La relación por intertextos, como explica el académico, tiene que ver con el reconocimiento de los receptores de contenidos que aluden a otros, “como `Jun-hi´ que es como un mono japonés. La serie tiene varias claves que el receptor va interconectando en lo que es su propia complejidad perceptiva”.

Protocolos perceptivos: niños de hoy, públicos del mañana

Hoy, cuando las tecnologías rodean todo el quehacer y los flujos de información abundan, quienes se integran a la sociedad tienen otras formas de vincularse con el mundo. Las nuevas generaciones incorporan protocolos cognitivos más complejos que los adultos.

El semiólogo Rafael del Villar avecina que el escenario de las comunicaciones debe dar relevancia a la utilización de los recursos creativos complejos ya que los jóvenes y niños de hoy “serán consumidores mayoritarios del mañana, que sólo se interesarán a las nuevas propuestas mediales, si ellas están en concordancia con sus categorías de articulación de mensajes, de sus habilidades cognitivas, y de sus protocolos perceptivos”. [7]

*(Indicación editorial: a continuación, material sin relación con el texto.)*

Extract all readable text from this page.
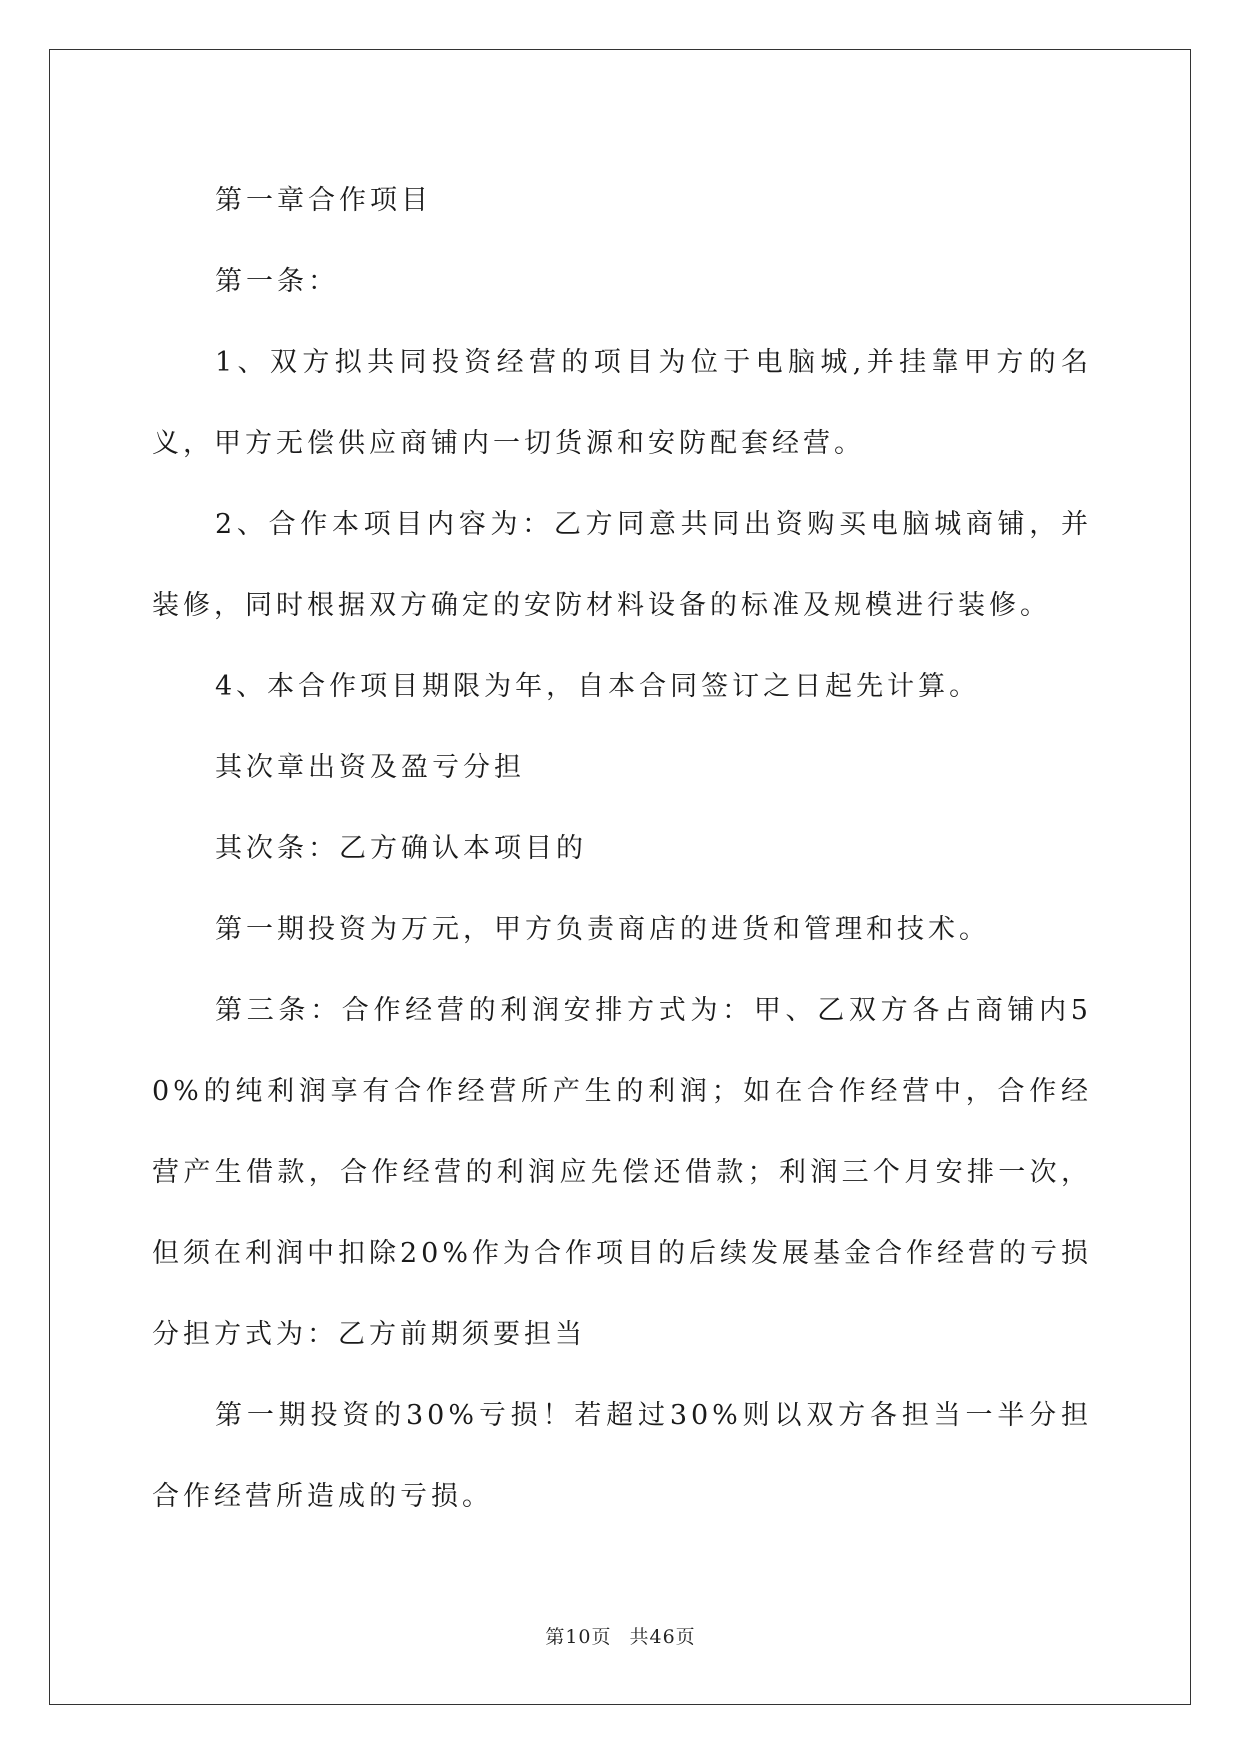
第一章合作项目

第一条：

1、双方拟共同投资经营的项目为位于电脑城,并挂靠甲方的名义，甲方无偿供应商铺内一切货源和安防配套经营。

2、合作本项目内容为：乙方同意共同出资购买电脑城商铺，并装修，同时根据双方确定的安防材料设备的标准及规模进行装修。

4、本合作项目期限为年，自本合同签订之日起先计算。

其次章出资及盈亏分担

其次条：乙方确认本项目的

第一期投资为万元，甲方负责商店的进货和管理和技术。

第三条：合作经营的利润安排方式为：甲、乙双方各占商铺内50%的纯利润享有合作经营所产生的利润；如在合作经营中，合作经营产生借款，合作经营的利润应先偿还借款；利润三个月安排一次，但须在利润中扣除20%作为合作项目的后续发展基金合作经营的亏损分担方式为：乙方前期须要担当

第一期投资的30%亏损！若超过30%则以双方各担当一半分担合作经营所造成的亏损。

第10页 共46页
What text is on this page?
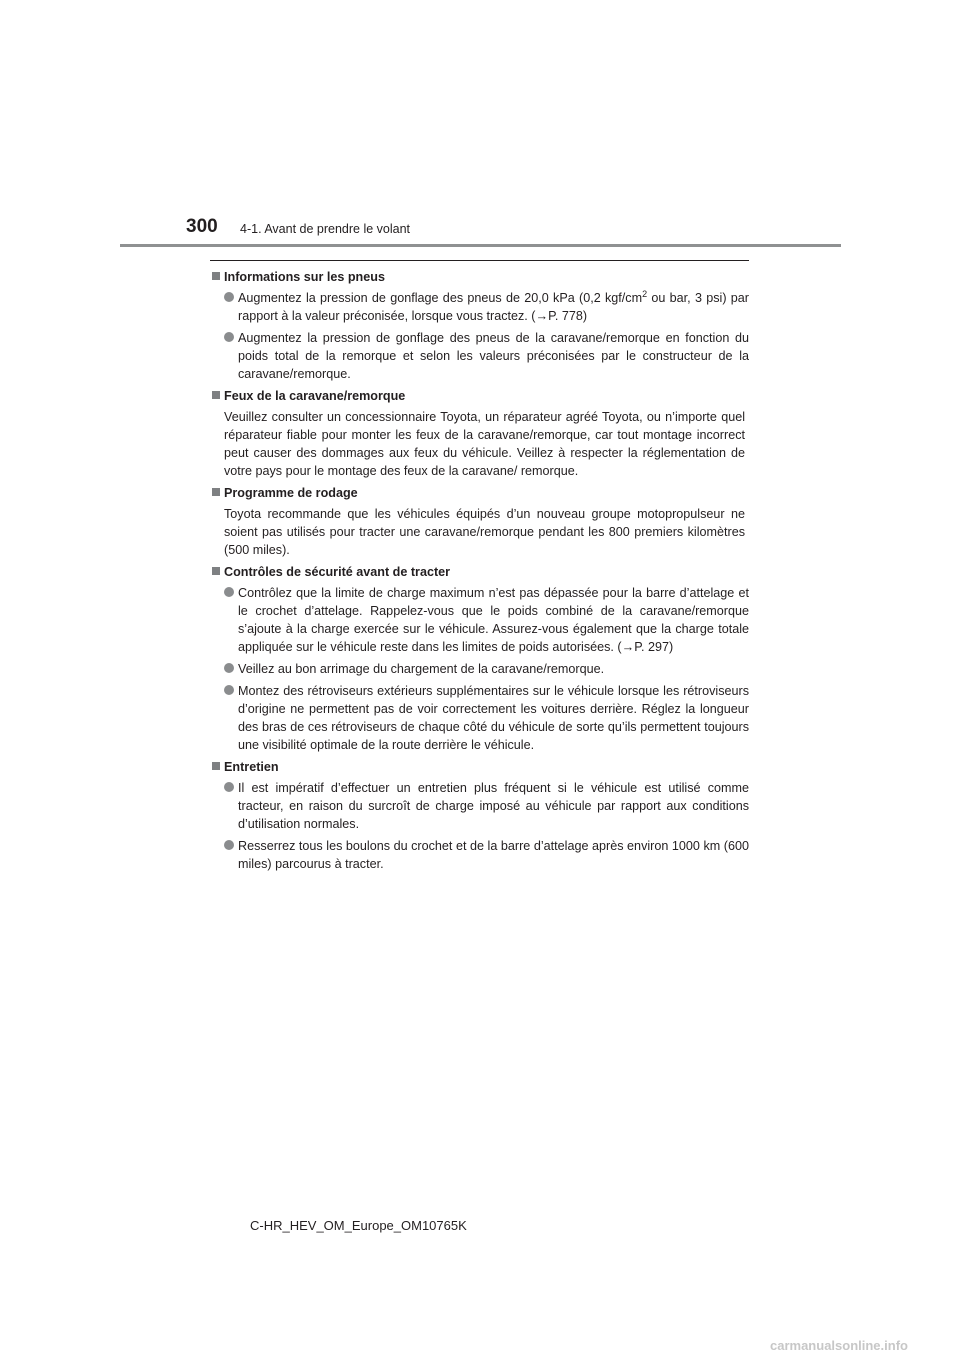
300 4-1. Avant de prendre le volant
Informations sur les pneus
Augmentez la pression de gonflage des pneus de 20,0 kPa (0,2 kgf/$cm^2$ ou bar, 3 psi) par rapport à la valeur préconisée, lorsque vous tractez. (→P. 778)
Augmentez la pression de gonflage des pneus de la caravane/remorque en fonction du poids total de la remorque et selon les valeurs préconisées par le constructeur de la caravane/remorque.
Feux de la caravane/remorque
Veuillez consulter un concessionnaire Toyota, un réparateur agréé Toyota, ou n’importe quel réparateur fiable pour monter les feux de la caravane/remorque, car tout montage incorrect peut causer des dommages aux feux du véhicule. Veillez à respecter la réglementation de votre pays pour le montage des feux de la caravane/ remorque.
Programme de rodage
Toyota recommande que les véhicules équipés d’un nouveau groupe motopropulseur ne soient pas utilisés pour tracter une caravane/remorque pendant les 800 premiers kilomètres (500 miles).
Contrôles de sécurité avant de tracter
Contrôlez que la limite de charge maximum n’est pas dépassée pour la barre d’attelage et le crochet d’attelage. Rappelez-vous que le poids combiné de la caravane/remorque s’ajoute à la charge exercée sur le véhicule. Assurez-vous également que la charge totale appliquée sur le véhicule reste dans les limites de poids autorisées. (→P. 297)
Veillez au bon arrimage du chargement de la caravane/remorque.
Montez des rétroviseurs extérieurs supplémentaires sur le véhicule lorsque les rétroviseurs d’origine ne permettent pas de voir correctement les voitures derrière. Réglez la longueur des bras de ces rétroviseurs de chaque côté du véhicule de sorte qu’ils permettent toujours une visibilité optimale de la route derrière le véhicule.
Entretien
Il est impératif d’effectuer un entretien plus fréquent si le véhicule est utilisé comme tracteur, en raison du surcroît de charge imposé au véhicule par rapport aux conditions d’utilisation normales.
Resserrez tous les boulons du crochet et de la barre d’attelage après environ 1000 km (600 miles) parcourus à tracter.
C-HR_HEV_OM_Europe_OM10765K
carmanualsonline.info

Por ello, aunque un producto cultural sea simple, “todos los objetos culturales, sean ellos hipermedios o no, tienen una lectura hipertextual, remitiendo a universos paralelos que se interconectan perceptiva y cognitivamente”, como dice Del Villar, debido a que los receptores leen de manera compleja todos los contenidos, en concordancia a sus propios protocolos.

“Los patrones de consumo de, a lo menos, las nuevas generaciones, donde las relaciones posibles de ligazón entre los consumidores y la industria cultural no tiene una sola referencia, sino que varias, varias que el propio consumidor hegemoniza e interrelaciona desde su propio gusto y ritualidades específicas”, puntualiza el académico.

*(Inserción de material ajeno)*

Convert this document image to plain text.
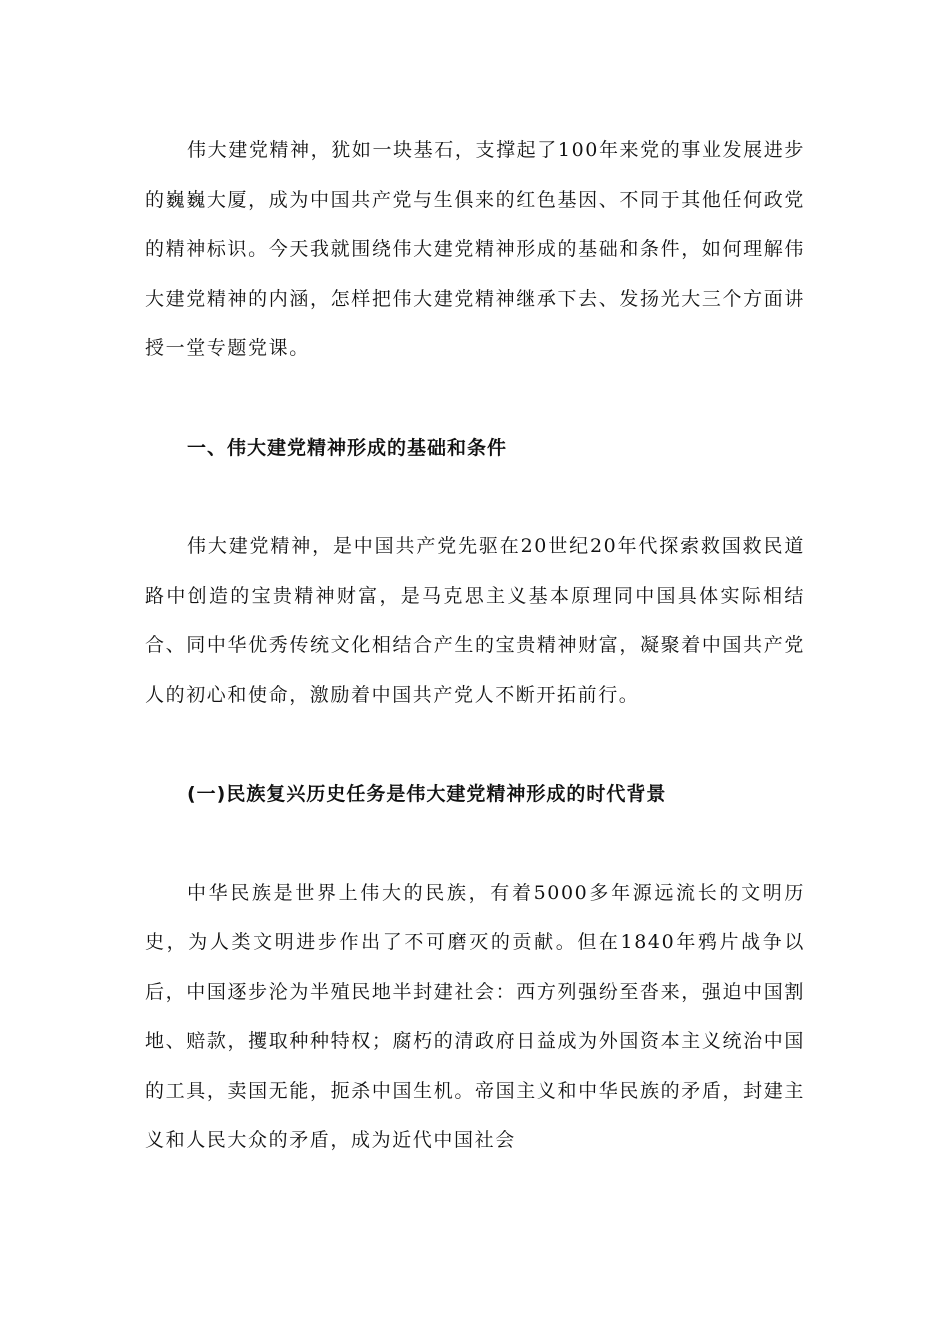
伟大建党精神，犹如一块基石，支撑起了100年来党的事业发展进步的巍巍大厦，成为中国共产党与生俱来的红色基因、不同于其他任何政党的精神标识。今天我就围绕伟大建党精神形成的基础和条件，如何理解伟大建党精神的内涵，怎样把伟大建党精神继承下去、发扬光大三个方面讲授一堂专题党课。

一、伟大建党精神形成的基础和条件

伟大建党精神，是中国共产党先驱在20世纪20年代探索救国救民道路中创造的宝贵精神财富，是马克思主义基本原理同中国具体实际相结合、同中华优秀传统文化相结合产生的宝贵精神财富，凝聚着中国共产党人的初心和使命，激励着中国共产党人不断开拓前行。

(一)民族复兴历史任务是伟大建党精神形成的时代背景

中华民族是世界上伟大的民族，有着5000多年源远流长的文明历史，为人类文明进步作出了不可磨灭的贡献。但在1840年鸦片战争以后，中国逐步沦为半殖民地半封建社会：西方列强纷至沓来，强迫中国割地、赔款，攫取种种特权；腐朽的清政府日益成为外国资本主义统治中国的工具，卖国无能，扼杀中国生机。帝国主义和中华民族的矛盾，封建主义和人民大众的矛盾，成为近代中国社会
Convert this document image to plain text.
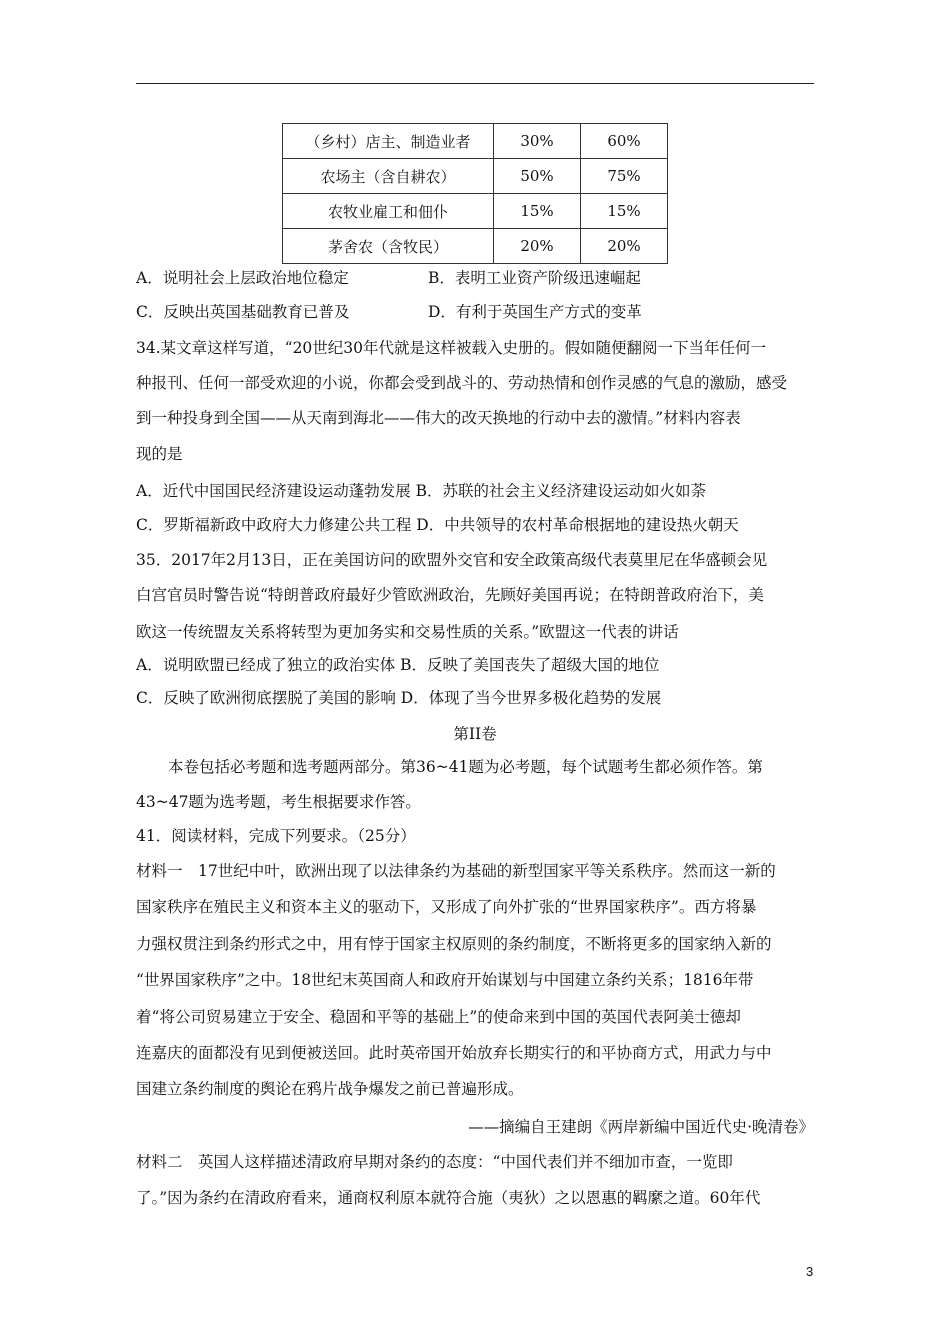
（乡村）店主、制造业者	30%	60%
农场主（含自耕农）	50%	75%
农牧业雇工和佃仆	15%	15%
茅舍农（含牧民）	20%	20%
A．说明社会上层政治地位稳定	B．表明工业资产阶级迅速崛起
C．反映出英国基础教育已普及	D．有利于英国生产方式的变革
34.某文章这样写道，“20世纪30年代就是这样被载入史册的。假如随便翻阅一下当年任何一
种报刊、任何一部受欢迎的小说，你都会受到战斗的、劳动热情和创作灵感的气息的激励，感受
到一种投身到全国——从天南到海北——伟大的改天换地的行动中去的激情。”材料内容表
现的是
A．近代中国国民经济建设运动蓬勃发展 B．苏联的社会主义经济建设运动如火如荼
C．罗斯福新政中政府大力修建公共工程 D．中共领导的农村革命根据地的建设热火朝天
35．2017年2月13日，正在美国访问的欧盟外交官和安全政策高级代表莫里尼在华盛顿会见
白宫官员时警告说“特朗普政府最好少管欧洲政治，先顾好美国再说；在特朗普政府治下，美
欧这一传统盟友关系将转型为更加务实和交易性质的关系。”欧盟这一代表的讲话
A．说明欧盟已经成了独立的政治实体 B．反映了美国丧失了超级大国的地位
C．反映了欧洲彻底摆脱了美国的影响 D．体现了当今世界多极化趋势的发展
第II卷
本卷包括必考题和选考题两部分。第36~41题为必考题，每个试题考生都必须作答。第
43~47题为选考题，考生根据要求作答。
41．阅读材料，完成下列要求。（25分）
材料一　17世纪中叶，欧洲出现了以法律条约为基础的新型国家平等关系秩序。然而这一新的
国家秩序在殖民主义和资本主义的驱动下，又形成了向外扩张的“世界国家秩序”。西方将暴
力强权贯注到条约形式之中，用有悖于国家主权原则的条约制度，不断将更多的国家纳入新的
“世界国家秩序”之中。18世纪末英国商人和政府开始谋划与中国建立条约关系；1816年带
着“将公司贸易建立于安全、稳固和平等的基础上”的使命来到中国的英国代表阿美士德却
连嘉庆的面都没有见到便被送回。此时英帝国开始放弃长期实行的和平协商方式，用武力与中
国建立条约制度的舆论在鸦片战争爆发之前已普遍形成。
——摘编自王建朗《两岸新编中国近代史·晚清卷》
材料二　英国人这样描述清政府早期对条约的态度：“中国代表们并不细加市查，一览即
了。”因为条约在清政府看来，通商权利原本就符合施（夷狄）之以恩惠的羁縻之道。60年代
3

En la misma línea, Calabrese agrega que “el espectador ya se ha acostumbrado firmemente a pasar de un programa a otro, vinculándolos instantáneamente, infiriendo su contenido de pocas escenas, recreando sus propios palimpsestos personales y sobre todo eliminando las diferencias <históricas> entre las diversas imágenes percibidas”[8] .

Se podría decir que en el caso de EW hay un zapping diegético, es decir, que el receptor no cambia de programa con su control remoto, sino que son los personajes de la isla los que hacen esa operación, obligando a los espectadores a un proceso cognitivo como si fueran ellos los que cambian de canal.

Estamos en presencia, en palabras de Del Villar, de “una ruptura epistémica no sólo por la emergencia de la hipertextualidad, sino que, por que los nuevos procesos de interacción, mutando los conceptos clásicos de obra, autor y lector, instalan un espacio conflictivo/ cooperativo donde el rol de los protocolos interpretativos de los consumidores se torna importante a inteligibilizar”.

Segundas lecturas

En los capítulos las miniseries son exhibidas en intervalos, luego de que los animales de la isla cambian de canal o los integrantes de la corporación planean métodos para extraer el control remoto, todo en un montaje orgánicamente distinto en los trece capítulos de esta temporada.

En vista de lo diferente que son las miniseries y los capítulos, un rasgo común es la cuota de humor y propuesta crítica que poseen, lo que las pone en la misma sintonía.

No sólo son monos erráticamente puestos en conjuntos. Cada subserie de EW, a su modo, inscribe una emulación con otro giro: en “Urban Bicho” a los malvados no les vemos la cara “porque así siempre han sido los dibujos animados”; “Potti, il astronauta innamorato” conquista en uno de sus capítulos de “FASat Alpha” -el primer y fracasado satélite nacional- al que Potti besa y se desarma “porque así es la tecnología chilena”; y los “Plumabits” que le cantan a todo y a nada; y suma y sigue.

Asimismo el programa global está cruzado por la ridiculización de los personajes y sus prácticas. El experto en televisión de la corporación Waipex, interpretado por el actor Rodrigo Salinas, es un tipo vestido de animal pero con alma de niño, mientras que el mal ponderado suche es muchas veces quien tiene la razón.

El proyecto es que los habitantes de Wayapolis vean la programación educativa, pero son ellos mismos, los guías y observadores de la investigación que espera “educar y humanizar a los animales salvajes”, los que les entregan el control. Nada muy lejano a nuestra sociedad.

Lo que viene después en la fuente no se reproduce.